Les accompagnements de saison
Un tian de légumes coloré, où courgettes, aubergines et tomates se mêlent sous un filet d'huile d'olive, célèbre les saveurs du Sud. Les flageolets demeurent le grand classique de l'agneau de Pâques, tandis que des courgettes grillées apportent légèreté et fraîcheur à ce plat gourmand et festif.
L'accord raffiné avec le Château Chasse-Spleen
Pour sublimer ces côtelettes d'agneau au romarin et au miel, le Château Chasse-Spleen 2018 compose un accord d'une grande élégance. Ce Moulis bordelais, assemblage dominé par le Cabernet Sauvignon à 73 % complété de Merlot et de Petit Verdot, arbore une robe grenat sombre et intense, limpide et profonde. Son nez expressif déploie le cassis et la framboise juteux, la mûre, la violette et le bâton de réglisse, ponctués d'une touche cacaotée et boisée qui répond admirablement au miel caramélisé. En bouche, son attaque franche et fraîche, ses tanins fermes mais enveloppés et sa matière structurée et charnue accompagnent la richesse de l'agneau. Sa finale persistante sur le cacao, portée par ses 13,5 degrés, dialogue avec le contraste sucré-salé du plat. Un mariage de caractère où ce médoc structuré aux fruits noirs magnifie chaque bouchée.

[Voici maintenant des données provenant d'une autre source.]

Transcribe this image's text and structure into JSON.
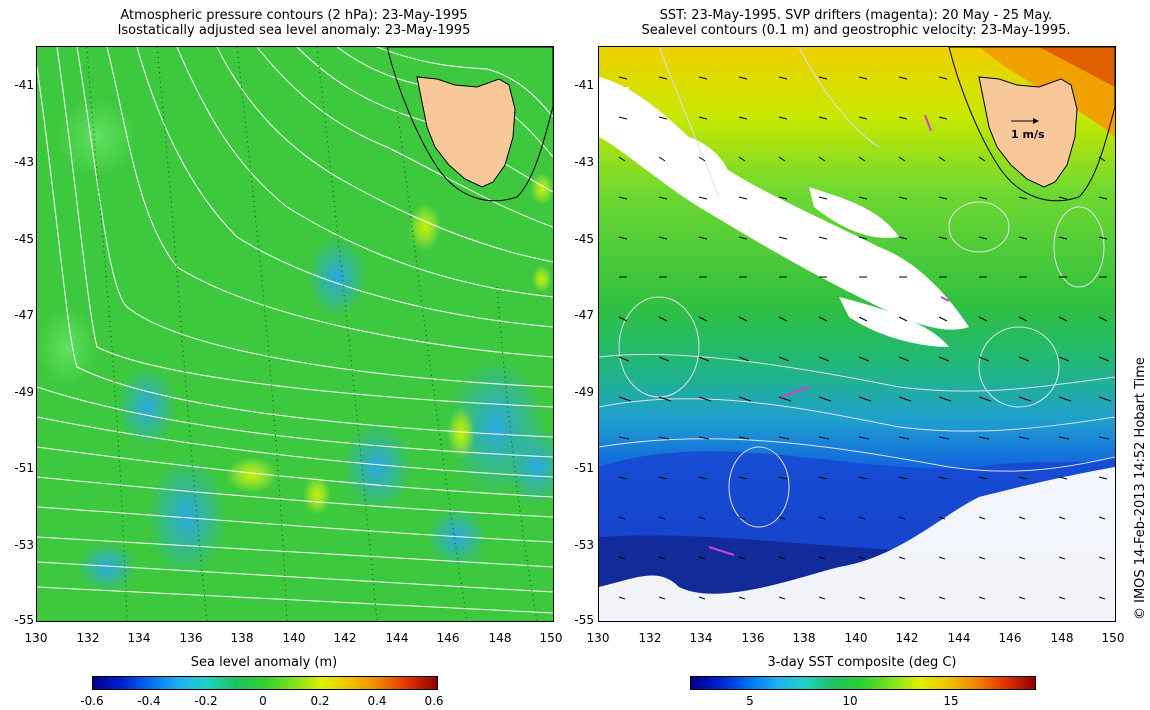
{
  "left_panel": {
    "title_line1": "Atmospheric pressure contours (2 hPa): 23-May-1995",
    "title_line2": "Isostatically adjusted sea level anomaly: 23-May-1995",
    "y_ticks": [
      "-41",
      "-43",
      "-45",
      "-47",
      "-49",
      "-51",
      "-53",
      "-55"
    ],
    "x_ticks": [
      "130",
      "132",
      "134",
      "136",
      "138",
      "140",
      "142",
      "144",
      "146",
      "148",
      "150"
    ],
    "colorbar_label": "Sea level anomaly (m)",
    "colorbar_ticks": [
      "-0.6",
      "-0.4",
      "-0.2",
      "0",
      "0.2",
      "0.4",
      "0.6"
    ]
  },
  "right_panel": {
    "title_line1": "SST: 23-May-1995. SVP drifters (magenta): 20 May - 25 May.",
    "title_line2": "Sealevel contours (0.1 m) and geostrophic velocity: 23-May-1995.",
    "y_ticks": [
      "-41",
      "-43",
      "-45",
      "-47",
      "-49",
      "-51",
      "-53",
      "-55"
    ],
    "x_ticks": [
      "130",
      "132",
      "134",
      "136",
      "138",
      "140",
      "142",
      "144",
      "146",
      "148",
      "150"
    ],
    "velocity_scale_label": "1 m/s",
    "colorbar_label": "3-day SST composite (deg C)",
    "colorbar_ticks": [
      "5",
      "10",
      "15"
    ]
  },
  "credit": "© IMOS 14-Feb-2013 14:52 Hobart Time",
  "colors": {
    "land": "#f9c89a",
    "sla_background": "#3cc83c",
    "drifter": "#d040d0"
  }
}
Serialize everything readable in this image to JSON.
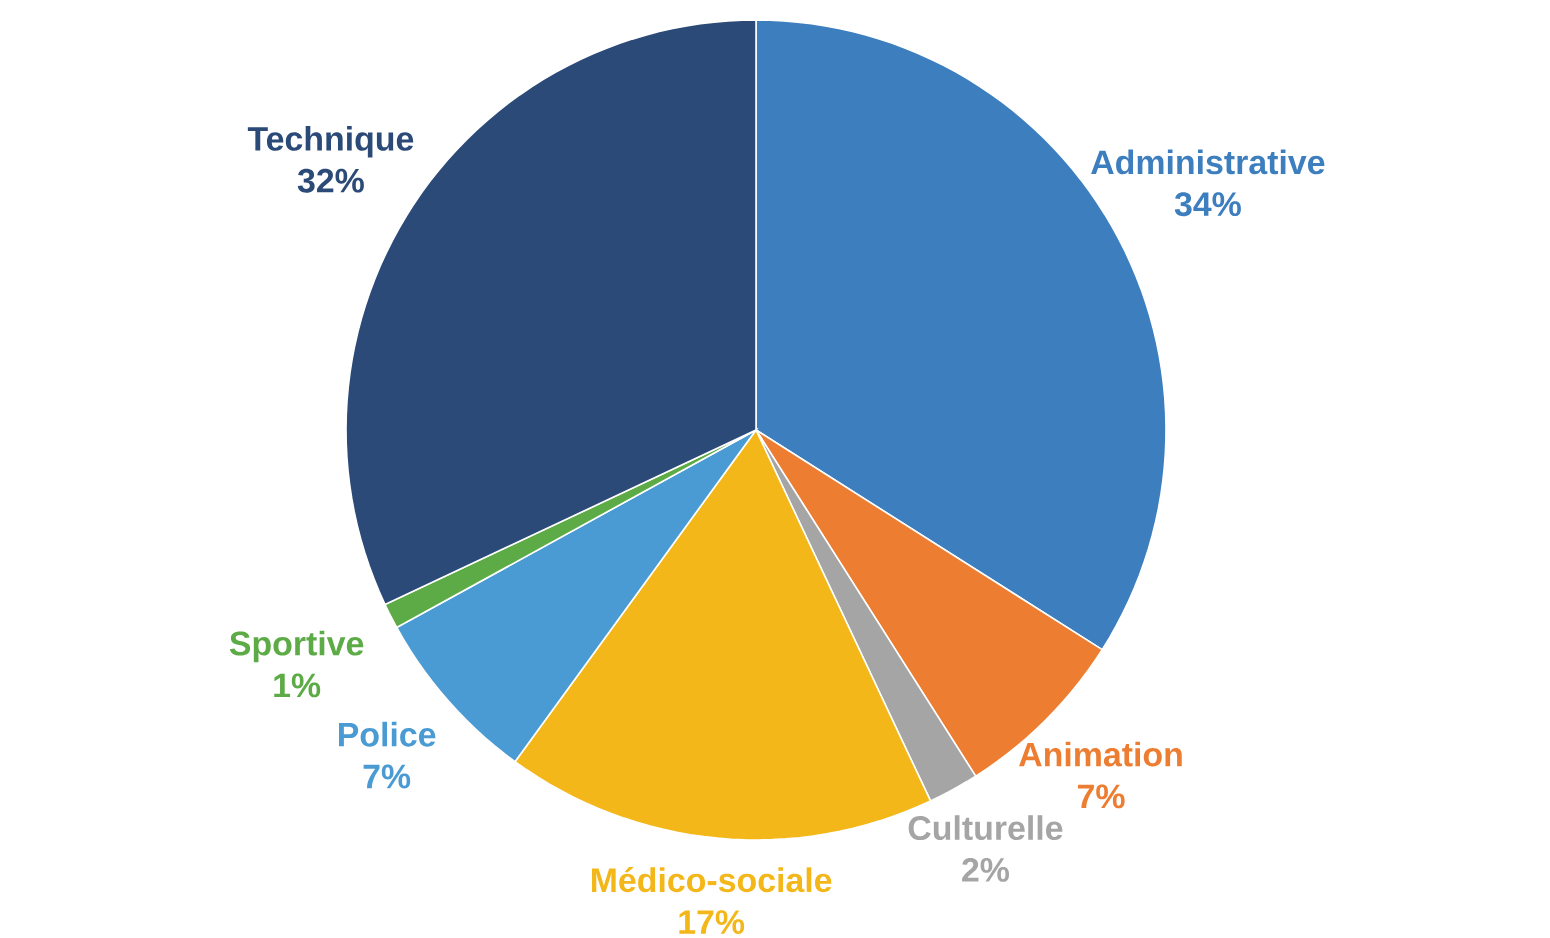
{
  "chart_data": {
    "type": "pie",
    "categories": [
      "Administrative",
      "Animation",
      "Culturelle",
      "Médico-sociale",
      "Police",
      "Sportive",
      "Technique"
    ],
    "values": [
      34,
      7,
      2,
      17,
      7,
      1,
      32
    ],
    "colors": [
      "#3d7ebf",
      "#ed7d31",
      "#a5a5a5",
      "#f4b719",
      "#4a9bd4",
      "#5cab46",
      "#2b4a78"
    ],
    "value_labels": [
      "34%",
      "7%",
      "2%",
      "17%",
      "7%",
      "1%",
      "32%"
    ]
  }
}
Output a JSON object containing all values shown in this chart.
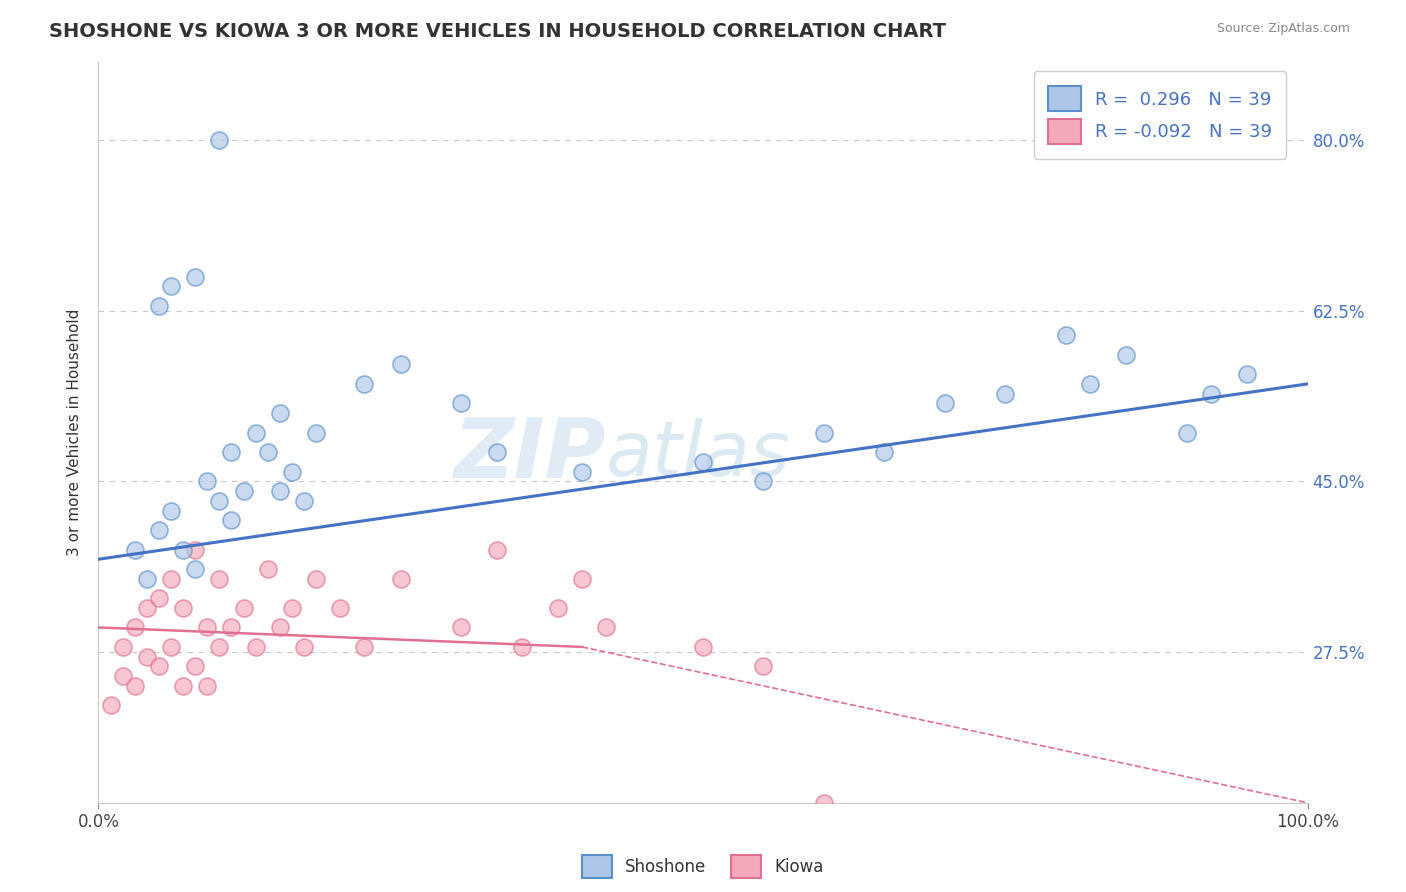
{
  "title": "SHOSHONE VS KIOWA 3 OR MORE VEHICLES IN HOUSEHOLD CORRELATION CHART",
  "source": "Source: ZipAtlas.com",
  "ylabel": "3 or more Vehicles in Household",
  "watermark": "ZIPatlas",
  "xlim": [
    0,
    100
  ],
  "ylim": [
    12,
    88
  ],
  "yticks": [
    27.5,
    45.0,
    62.5,
    80.0
  ],
  "ytick_labels": [
    "27.5%",
    "45.0%",
    "62.5%",
    "80.0%"
  ],
  "xtick_labels": [
    "0.0%",
    "100.0%"
  ],
  "shoshone_color": "#adc6e8",
  "kiowa_color": "#f4a8bc",
  "shoshone_edge_color": "#5b8fc9",
  "kiowa_edge_color": "#e07090",
  "shoshone_line_color": "#4472c4",
  "kiowa_line_color": "#e07090",
  "background_color": "#ffffff",
  "grid_color": "#c8c8c8",
  "shoshone_x": [
    3,
    4,
    5,
    6,
    7,
    8,
    9,
    10,
    11,
    11,
    12,
    13,
    14,
    15,
    15,
    16,
    17,
    18,
    22,
    25,
    30,
    33,
    40,
    50,
    55,
    60,
    65,
    70,
    75,
    80,
    82,
    85,
    90,
    92,
    95,
    5,
    6,
    8,
    10
  ],
  "shoshone_y": [
    38,
    35,
    40,
    42,
    38,
    36,
    45,
    43,
    48,
    41,
    44,
    50,
    48,
    52,
    44,
    46,
    43,
    50,
    55,
    57,
    53,
    48,
    46,
    47,
    45,
    50,
    48,
    53,
    54,
    60,
    55,
    58,
    50,
    54,
    56,
    63,
    65,
    66,
    80
  ],
  "kiowa_x": [
    1,
    2,
    2,
    3,
    3,
    4,
    4,
    5,
    5,
    6,
    6,
    7,
    7,
    8,
    8,
    9,
    9,
    10,
    10,
    11,
    12,
    13,
    14,
    15,
    16,
    17,
    18,
    20,
    22,
    25,
    30,
    33,
    35,
    38,
    40,
    42,
    50,
    55,
    60
  ],
  "kiowa_y": [
    22,
    25,
    28,
    24,
    30,
    27,
    32,
    26,
    33,
    28,
    35,
    24,
    32,
    26,
    38,
    24,
    30,
    28,
    35,
    30,
    32,
    28,
    36,
    30,
    32,
    28,
    35,
    32,
    28,
    35,
    30,
    38,
    28,
    32,
    35,
    30,
    28,
    26,
    12
  ],
  "blue_line_x0": 0,
  "blue_line_y0": 37,
  "blue_line_x1": 100,
  "blue_line_y1": 55,
  "pink_solid_x0": 0,
  "pink_solid_y0": 30,
  "pink_solid_x1": 40,
  "pink_solid_y1": 28,
  "pink_dash_x0": 40,
  "pink_dash_y0": 28,
  "pink_dash_x1": 100,
  "pink_dash_y1": 12
}
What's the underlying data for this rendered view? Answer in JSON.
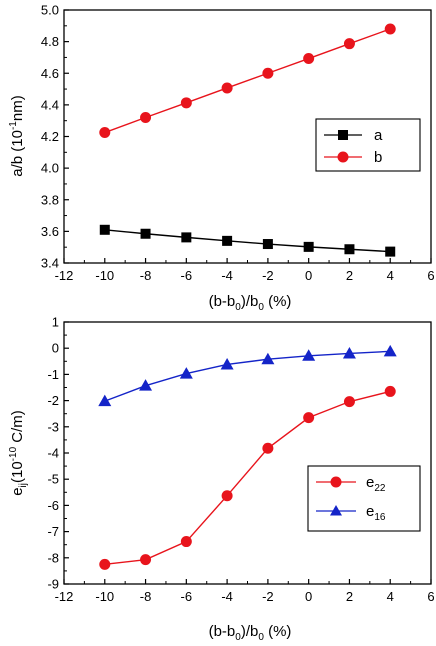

Les recommandations du caviste
Servez ce vin rouge à dix-sept degrés et offrez-lui une heure de carafage pour épanouir son bouquet complexe. Sa structure et sa fraîcheur équilibrent parfaitement la douceur du miel, tandis que ses notes cacaotées prolongent en finale les arômes caramélisés de cette grillade printanière raffinée et gourmande.